Schwimmendes Hotel in der Halong Bucht
Als Teil des UNESCO Welterbes macht die Bucht ihrem guten Ruf alle Ehre. Wenn auch Sonnenstrahlen hier eher seltene Gastgeber sind, so geht im Dunst des schwächer werdenden Tageslichts eine fast bedrückende Mystik von ihr aus.
Die Halong Bucht
Die erste Tour per Rad auf der Van Dong Insel (1) hat den Radlern, eine bunt gemischte Truppe aus Neuseeländern, Kanadiern, Briten, Schweizern, Österreichern und Deutschen, nicht nur die erste Begegnung mit einem vietnamesischen „BMW“ beschert, sondern Eindrücke, die so wohl kaum erwartet wurden. Überall wo die Langnasen mit ihren Mountain Bikes hinkamen, und das sollte sich auch in der Zukunft kaum ändernd, sorgen sie für Aufsehen. Kinder kommen lachend gerannt und staunen, die Erwachsenen am Straßenrand grüßen und winken. Es ist nicht alltäglich, dass Touristen auf dem Drahtesel durch ihre Dörfer radeln. Für die Vietnamesen ist das Fahrrad, neben dem Moped freilich, ein ganz wichtiges Fortbewegungsmittel im Alltag. Damit fährt man zur Schule, zur Arbeit auf dem Feld oder ganz einfach zum Einkauf ins Nachbardorf – doch so einfach nur zum Spaß mit dem Fahrrad durch die Landschaft radeln, das ist ihnen eher fremd. Kein Wunder also, dass die Schüler der kleinen Dorfschule am Rande der Strecke ebenso neugierig auf die Besucher aus der Ferne sind, wie die Kinder des Kindergartens, der zur nächsten Zwischenstation auf dem Weg über die Insel wird.
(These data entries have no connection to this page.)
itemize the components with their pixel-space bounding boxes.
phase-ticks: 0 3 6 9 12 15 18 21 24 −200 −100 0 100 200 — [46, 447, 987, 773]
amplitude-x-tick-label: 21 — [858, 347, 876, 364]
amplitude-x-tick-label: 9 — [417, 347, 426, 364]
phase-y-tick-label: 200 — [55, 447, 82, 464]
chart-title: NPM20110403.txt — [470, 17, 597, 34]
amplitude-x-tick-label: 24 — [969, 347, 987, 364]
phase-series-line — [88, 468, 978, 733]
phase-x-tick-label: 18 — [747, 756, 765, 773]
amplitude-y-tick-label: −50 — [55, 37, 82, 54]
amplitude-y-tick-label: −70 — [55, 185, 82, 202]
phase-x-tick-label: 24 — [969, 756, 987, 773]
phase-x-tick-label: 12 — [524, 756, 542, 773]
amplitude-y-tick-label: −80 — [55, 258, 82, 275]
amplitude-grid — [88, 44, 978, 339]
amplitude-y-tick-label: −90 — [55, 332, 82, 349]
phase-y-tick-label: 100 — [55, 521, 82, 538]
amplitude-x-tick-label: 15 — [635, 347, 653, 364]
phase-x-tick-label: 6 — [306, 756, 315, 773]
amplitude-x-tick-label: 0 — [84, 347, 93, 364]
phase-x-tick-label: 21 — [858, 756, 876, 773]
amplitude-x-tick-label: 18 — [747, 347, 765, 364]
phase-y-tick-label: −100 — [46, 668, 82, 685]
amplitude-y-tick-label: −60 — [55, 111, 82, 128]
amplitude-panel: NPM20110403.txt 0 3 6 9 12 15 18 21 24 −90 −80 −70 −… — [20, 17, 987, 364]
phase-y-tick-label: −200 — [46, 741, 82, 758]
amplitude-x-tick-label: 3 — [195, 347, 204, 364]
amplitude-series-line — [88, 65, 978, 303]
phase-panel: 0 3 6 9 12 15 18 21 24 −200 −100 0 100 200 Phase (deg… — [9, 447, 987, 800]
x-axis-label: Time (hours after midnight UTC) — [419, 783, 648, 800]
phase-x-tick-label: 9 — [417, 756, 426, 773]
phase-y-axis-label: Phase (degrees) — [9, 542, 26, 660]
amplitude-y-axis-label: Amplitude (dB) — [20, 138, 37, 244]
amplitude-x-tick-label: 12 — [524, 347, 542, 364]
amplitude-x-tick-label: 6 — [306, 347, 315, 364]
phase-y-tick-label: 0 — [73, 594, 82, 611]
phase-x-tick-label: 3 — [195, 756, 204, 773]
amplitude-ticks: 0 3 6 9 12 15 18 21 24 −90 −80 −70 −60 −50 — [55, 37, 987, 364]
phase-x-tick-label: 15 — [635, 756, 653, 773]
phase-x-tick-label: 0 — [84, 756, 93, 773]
Quan Lan – Inselbadeparadies für die Einheimischen
Am nächsten Morgen, wieder hat sich feiner Dunst einem grauen Schleier gleich über die bizarren Felsen der Halong Bucht gelegt, bringt sie die Dschunke zur Tra Ban Insel. Tourismus ist für die Bewohner dieses Inselchens ebenso ein Fremdwort, wie Touristen. Schmale Feldwege führen durch kleine Dörfer entlang gepflegter Gemüse- und natürlich Reisfelder. So mancher „BMW“ ist bei der Arbeit. In der Inselschule wird fleißig gelernt. Und wieder – freundliche, lachende, winkende Menschen. Dass man hier nicht das große Geld verdienen mag, ist nicht zu übersehen. Doch es wird viel gebaut und manches Häuschen glänzt mit farbenfrohem neuen Putz. Die Menschen wirken glücklich und zufrieden. Die Stimmung auf den Rädern ist prächtig. Dass dann am Nachmittag, nach der Überfahrt auf die Nachbarinsel Quan Lan (2) sogar die Sonne zum Vorschein kommt, passt perfekt. Denn hier ist eines der Badeparadiese der Einheimischen. Weite, fast unberührte Sandstrände versprechen Spaß und Erholung pur. Wie Mr. Chu erklärt, kommen in den warmen Monaten täglich tausende Erholungssuchende auf die Insel. Doch Ende März ist für die Vietnamesen alles andere als ein warmer Monat. Eine Erfahrung, die auch die Touristen machen müssen. Um die 15 Grad, der scharfe Wind sorgt eher für noch kältere Gefühle und auch im Wasser nur um die 17 Grad. Da sind harte Männer gefragt.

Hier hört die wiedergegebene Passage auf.